Her father's reaction sticks with her today: “I thought my Dad was going to throw me down after it to make me go get it.
“He taught me that littering was bad and it just became a full circle kind of fate, here I am in the trash industry,” she said.
Otto injection molds garbage bins and containers for the waste and recycling at plants in North Carolina and Arizona.
“Garbage men can have their own reputation but truly, if you take a macro look at the waste industry and recycling industry, it really does keep people healthy and safer,” she said.
It's important to find ways to be passionate about your work, Nelson believes. Appreciating the way trash collection helps society, and her company's role, is one way for her. In countries like the United States with better developed refuse collection, it's easy to take the health benefits for granted, she said.
Nelson also admits to really liking manufacturing. She came to Otto after stints in marketing positions in various manufacturing industries — from paper to recording equipment to consumer goods — and advises people looking at industrial careers to “really follow a passion of something.
“One of the reasons I've stuck with industrial products and manufacturing is it's really cool to see things get made,” she said.
Her career path at Otto has been from director of marketing to director of sales and, since 2014, vice president of a new retail division. Otto is expanding beyond its traditional businesses in industrial waste containers and contract injection molding. Nelson said she made a sales pitch to Home Depot in late 2013 and a few months later Otto won shelf space for its products.

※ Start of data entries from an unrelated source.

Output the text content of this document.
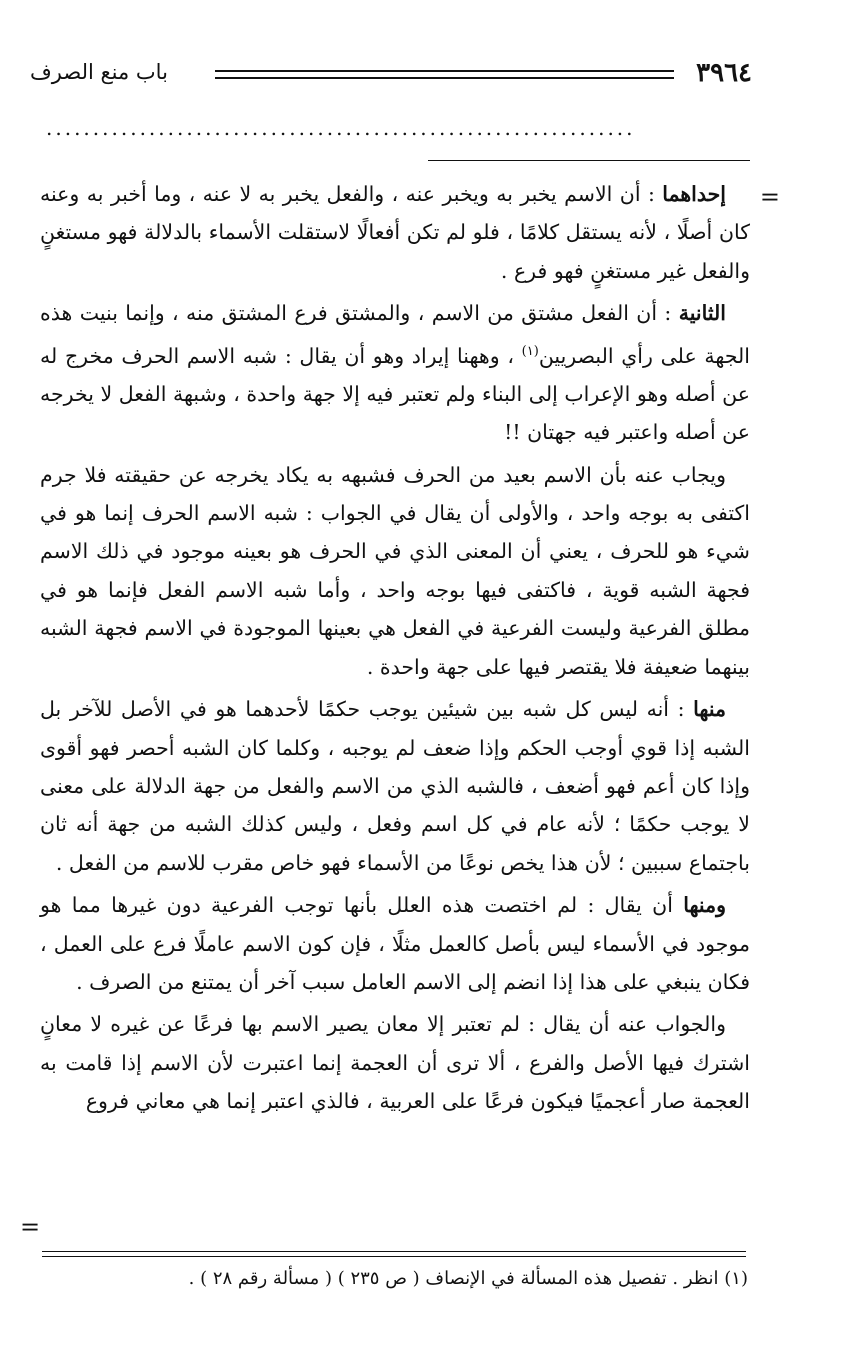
٣٩٦٤
باب منع الصرف
...............................................................
=

إحداهما : أن الاسم يخبر به ويخبر عنه ، والفعل يخبر به لا عنه ، وما أخبر به وعنه كان أصلًا ، لأنه يستقل كلامًا ، فلو لم تكن أفعالًا لاستقلت الأسماء بالدلالة فهو مستغنٍ والفعل غير مستغنٍ فهو فرع .

الثانية : أن الفعل مشتق من الاسم ، والمشتق فرع المشتق منه ، وإنما بنيت هذه الجهة على رأي البصريين$^{(١)}$ ، وههنا إيراد وهو أن يقال : شبه الاسم الحرف مخرج له عن أصله وهو الإعراب إلى البناء ولم تعتبر فيه إلا جهة واحدة ، وشبهة الفعل لا يخرجه عن أصله واعتبر فيه جهتان !!

ويجاب عنه بأن الاسم بعيد من الحرف فشبهه به يكاد يخرجه عن حقيقته فلا جرم اكتفى به بوجه واحد ، والأولى أن يقال في الجواب : شبه الاسم الحرف إنما هو في شيء هو للحرف ، يعني أن المعنى الذي في الحرف هو بعينه موجود في ذلك الاسم فجهة الشبه قوية ، فاكتفى فيها بوجه واحد ، وأما شبه الاسم الفعل فإنما هو في مطلق الفرعية وليست الفرعية في الفعل هي بعينها الموجودة في الاسم فجهة الشبه بينهما ضعيفة فلا يقتصر فيها على جهة واحدة .

منها : أنه ليس كل شبه بين شيئين يوجب حكمًا لأحدهما هو في الأصل للآخر بل الشبه إذا قوي أوجب الحكم وإذا ضعف لم يوجبه ، وكلما كان الشبه أحصر فهو أقوى وإذا كان أعم فهو أضعف ، فالشبه الذي من الاسم والفعل من جهة الدلالة على معنى لا يوجب حكمًا ؛ لأنه عام في كل اسم وفعل ، وليس كذلك الشبه من جهة أنه ثان باجتماع سببين ؛ لأن هذا يخص نوعًا من الأسماء فهو خاص مقرب للاسم من الفعل .

ومنها أن يقال : لم اختصت هذه العلل بأنها توجب الفرعية دون غيرها مما هو موجود في الأسماء ليس بأصل كالعمل مثلًا ، فإن كون الاسم عاملًا فرع على العمل ، فكان ينبغي على هذا إذا انضم إلى الاسم العامل سبب آخر أن يمتنع من الصرف .

والجواب عنه أن يقال : لم تعتبر إلا معان يصير الاسم بها فرعًا عن غيره لا معانٍ اشترك فيها الأصل والفرع ، ألا ترى أن العجمة إنما اعتبرت لأن الاسم إذا قامت به العجمة صار أعجميًا فيكون فرعًا على العربية ، فالذي اعتبر إنما هي معاني فروع

=
(١) انظر . تفصيل هذه المسألة في الإنصاف ( ص ٢٣٥ ) ( مسألة رقم ٢٨ ) .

She said a big job challenge now is growing in the very cost competitive world of big-box retail.
“With retail the winner is the guy with the most molds and the most products, and can you make those at the low cost you need to,” she said.
Nelson said she enjoys the diversity of plastics and is impressed by the technical knowledge.

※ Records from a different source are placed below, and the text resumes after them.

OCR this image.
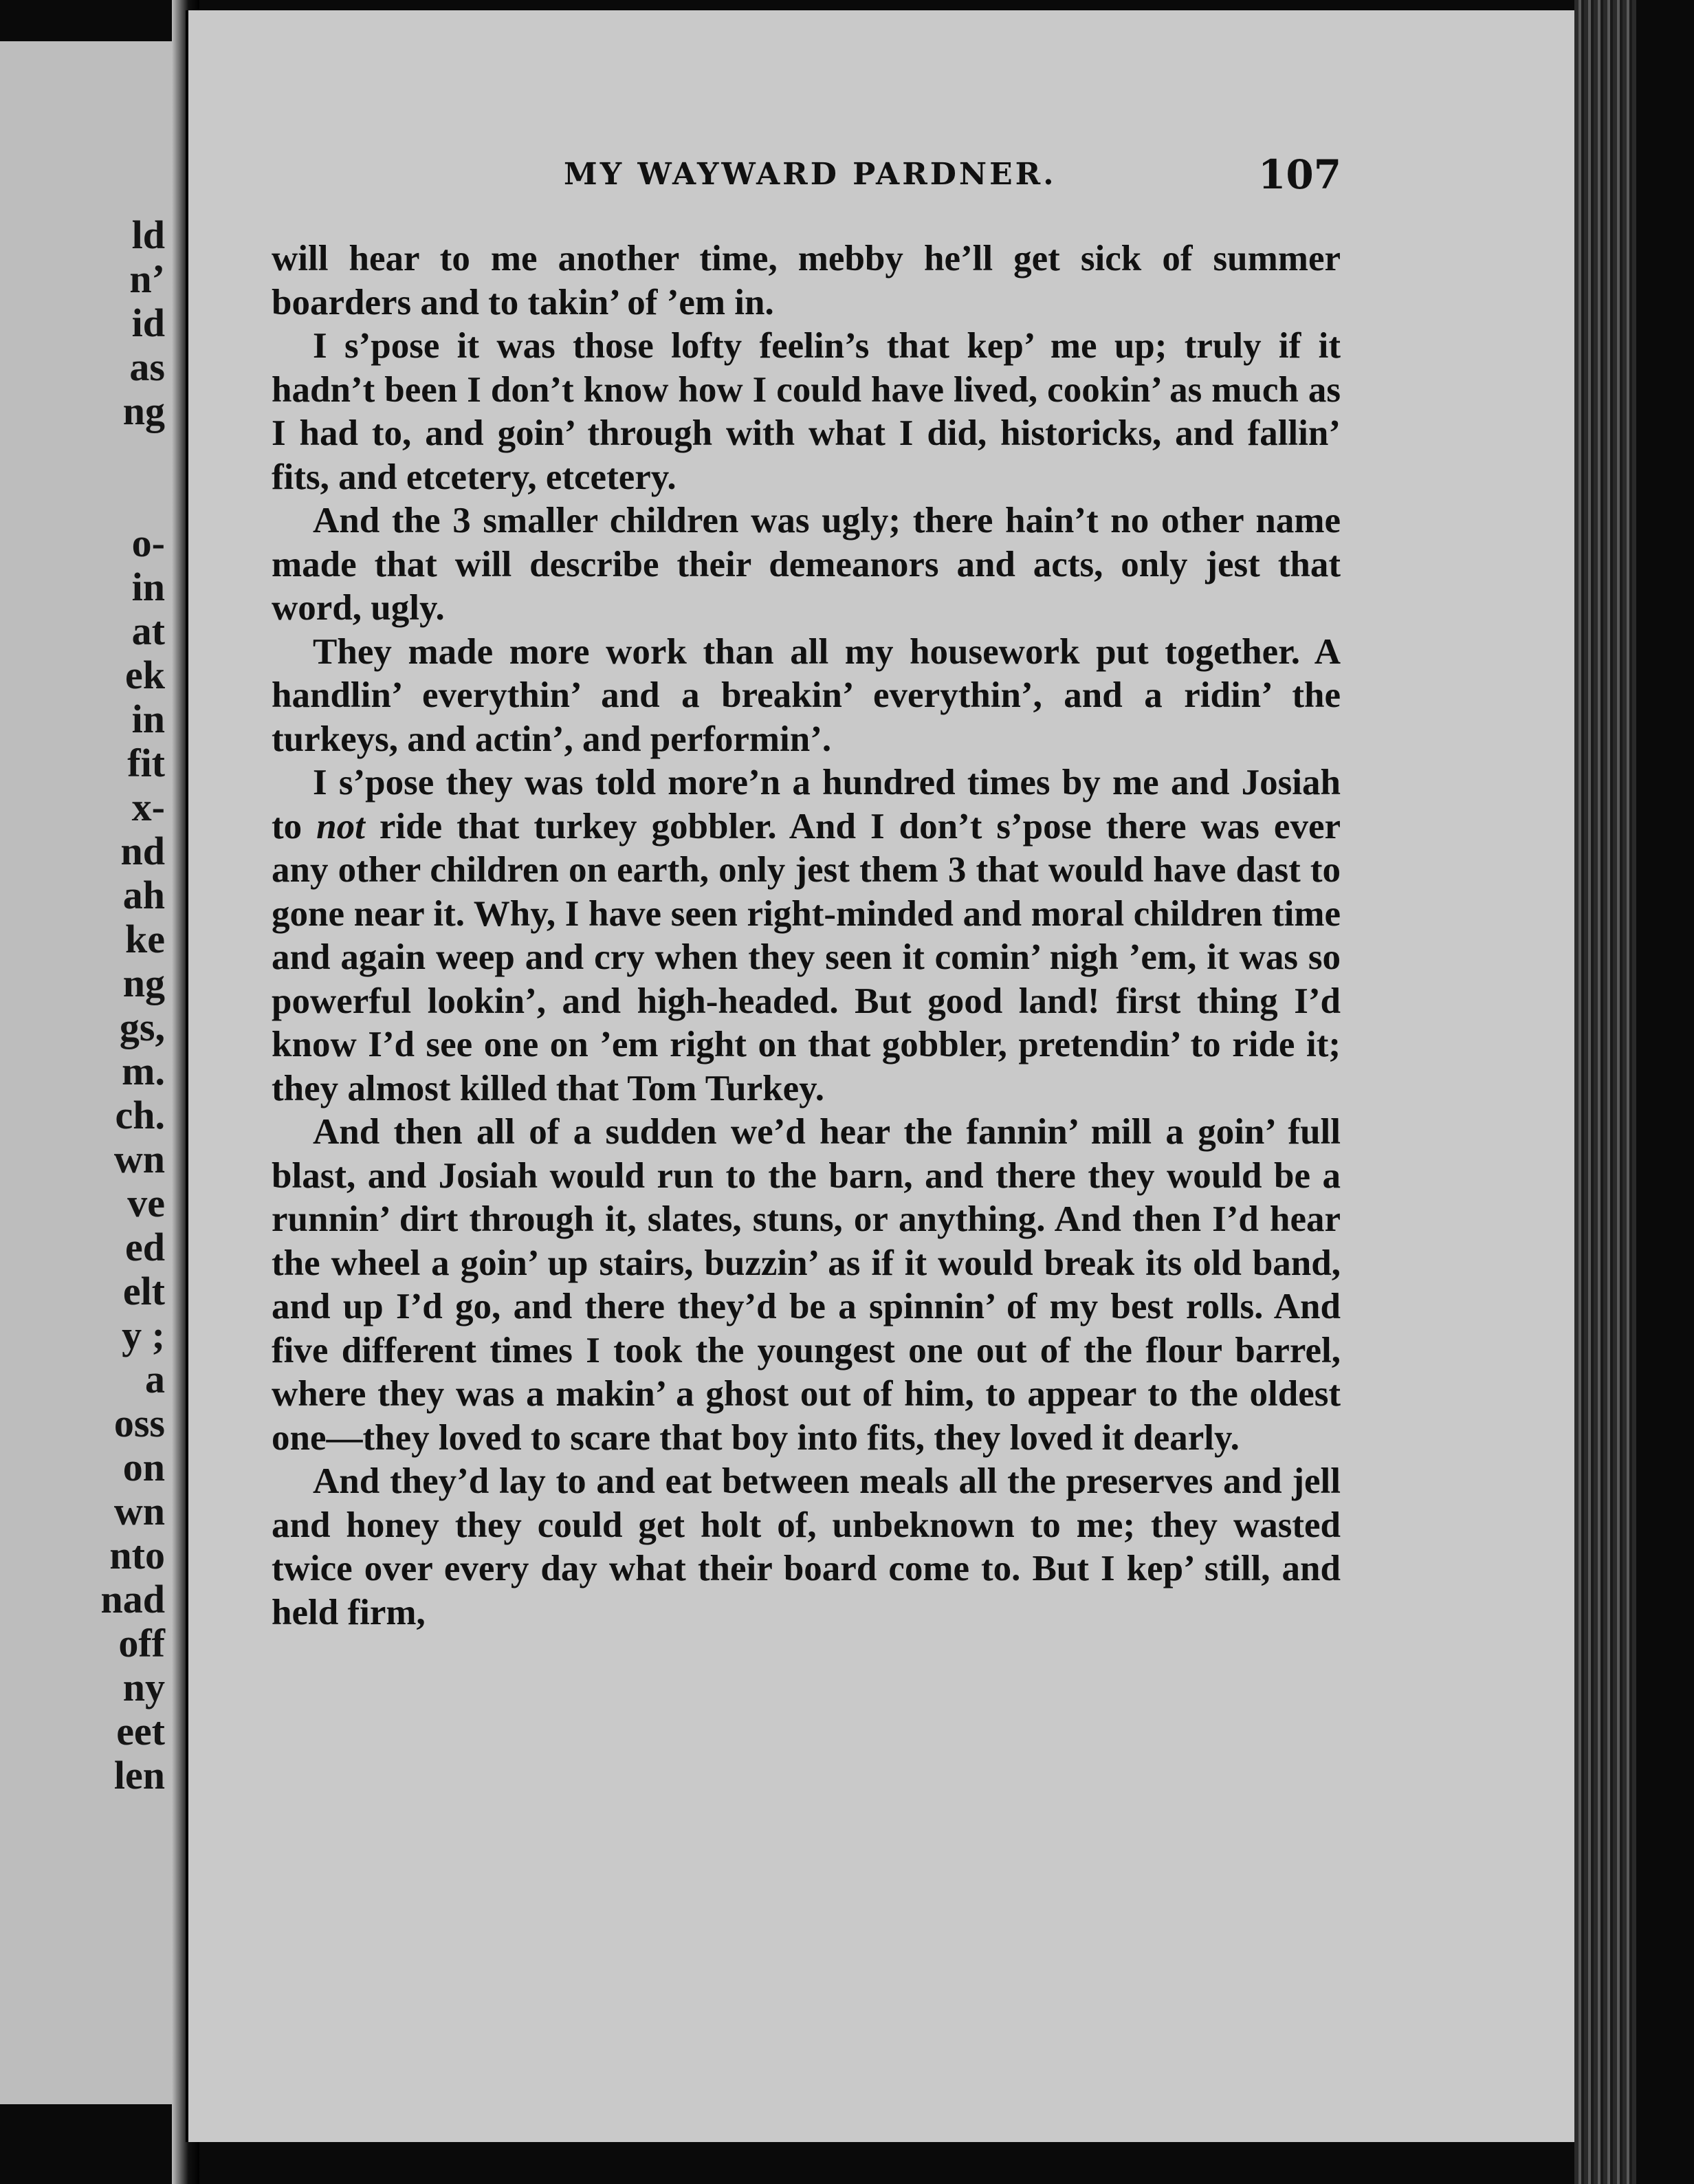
ld
n’
id
as
ng
o-
in
at
ek
in
fit
x-
nd
ah
ke
ng
gs,
m.
ch.
wn
ve
ed
elt
y ;
a
oss
on
wn
nto
nad
off
ny
eet
len
MY WAYWARD PARDNER.	107

will hear to me another time, mebby he’ll get sick of summer boarders and to takin’ of ’em in.

I s’pose it was those lofty feelin’s that kep’ me up; truly if it hadn’t been I don’t know how I could have lived, cookin’ as much as I had to, and goin’ through with what I did, historicks, and fallin’ fits, and etcetery, etcetery.

And the 3 smaller children was ugly; there hain’t no other name made that will describe their demeanors and acts, only jest that word, ugly.

They made more work than all my housework put together. A handlin’ everythin’ and a breakin’ everythin’, and a ridin’ the turkeys, and actin’, and performin’.

I s’pose they was told more’n a hundred times by me and Josiah to not ride that turkey gobbler. And I don’t s’pose there was ever any other children on earth, only jest them 3 that would have dast to gone near it. Why, I have seen right-minded and moral children time and again weep and cry when they seen it comin’ nigh ’em, it was so powerful lookin’, and high-headed. But good land! first thing I’d know I’d see one on ’em right on that gobbler, pretendin’ to ride it; they almost killed that Tom Turkey.

And then all of a sudden we’d hear the fannin’ mill a goin’ full blast, and Josiah would run to the barn, and there they would be a runnin’ dirt through it, slates, stuns, or anything. And then I’d hear the wheel a goin’ up stairs, buzzin’ as if it would break its old band, and up I’d go, and there they’d be a spinnin’ of my best rolls. And five different times I took the youngest one out of the flour barrel, where they was a makin’ a ghost out of him, to appear to the oldest one—they loved to scare that boy into fits, they loved it dearly.

And they’d lay to and eat between meals all the preserves and jell and honey they could get holt of, unbeknown to me; they wasted twice over every day what their board come to. But I kep’ still, and held firm,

Still, she said she's had experiences that make her feel the industry is less friendly toward women than, for example, the waste industry. She mentions her first time at the big U.S. plastics show, NPE, in 2006 in Chicago.

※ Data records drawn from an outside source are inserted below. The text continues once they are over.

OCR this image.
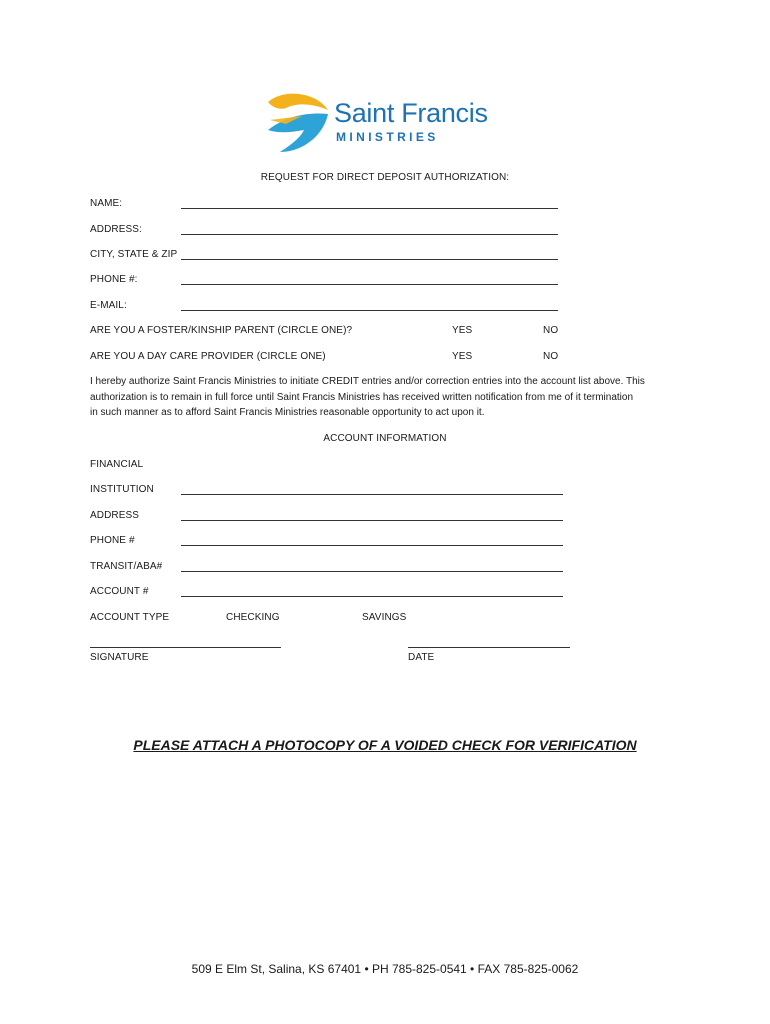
Saint Francis
MINISTRIES
REQUEST FOR DIRECT DEPOSIT AUTHORIZATION:
NAME:
ADDRESS:
CITY, STATE & ZIP
PHONE #:
E-MAIL:
ARE YOU A FOSTER/KINSHIP PARENT (CIRCLE ONE)?	YES	NO
ARE YOU A DAY CARE PROVIDER (CIRCLE ONE)	YES	NO
I hereby authorize Saint Francis Ministries to initiate CREDIT entries and/or correction entries into the account list above. This
authorization is to remain in full force until Saint Francis Ministries has received written notification from me of it termination
in such manner as to afford Saint Francis Ministries reasonable opportunity to act upon it.
ACCOUNT INFORMATION
FINANCIAL
INSTITUTION
ADDRESS
PHONE #
TRANSIT/ABA#
ACCOUNT #
ACCOUNT TYPE	CHECKING	SAVINGS
SIGNATURE	DATE
PLEASE ATTACH A PHOTOCOPY OF A VOIDED CHECK FOR VERIFICATION
509 E Elm St, Salina, KS 67401 • PH 785-825-0541 • FAX 785-825-0062
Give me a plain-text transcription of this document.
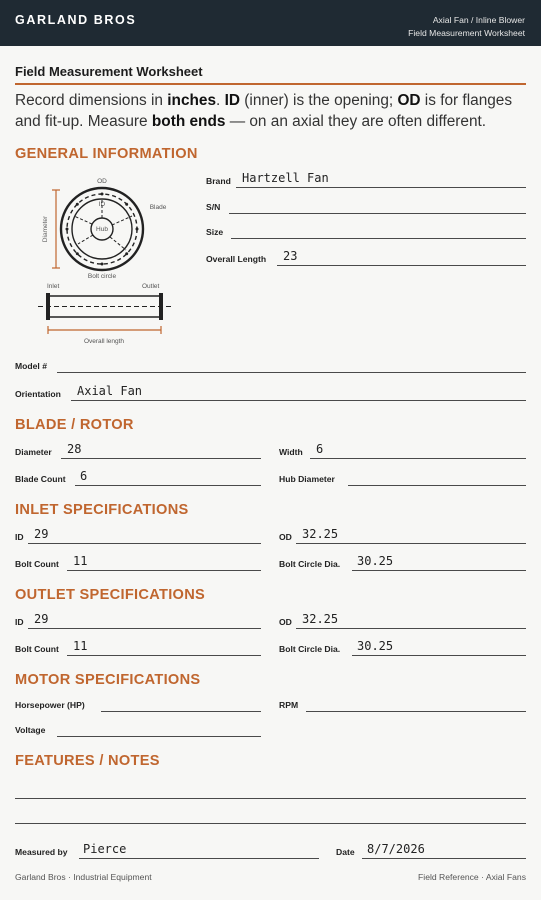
GARLAND BROS	Axial Fan / Inline Blower
Field Measurement Worksheet
Field Measurement Worksheet
Record dimensions in inches. ID (inner) is the opening; OD is for flanges and fit-up. Measure both ends — on an axial they are often different.
GENERAL INFORMATION
Diameter
OD
ID	Blade
Hub
Bolt circle
Inlet	Outlet
Overall length
Brand Hartzell Fan
S/N
Size
Overall Length 23
Model #
Orientation Axial Fan
BLADE / ROTOR
Diameter 28	Width 6
Blade Count 6	Hub Diameter
INLET SPECIFICATIONS
ID 29	OD 32.25
Bolt Count 11	Bolt Circle Dia. 30.25
OUTLET SPECIFICATIONS
ID 29	OD 32.25
Bolt Count 11	Bolt Circle Dia. 30.25
MOTOR SPECIFICATIONS
Horsepower (HP)	RPM
Voltage
FEATURES / NOTES
Measured by Pierce	Date 8/7/2026
Garland Bros · Industrial Equipment	Field Reference · Axial Fans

“There were barely any other women at that show and I was stared at so much,” she said. “I was walking around with my boss, the CEO at the time, and it made me very self-conscious.
“I'm used to being a minority in business, just by default there aren't tons of women in business,” Nelson said.
Nelson's achieved a lot in her career, including being named Member of the Year in 2013 by the Waste Technology Equipment Association, which was later absorbed into the National Waste & Recycling Association.
She said plastics has career potential, provided you have passion.
“There's so much opportunity with technology and design together,” she said. “It's amazing how things are progressing in plastics.”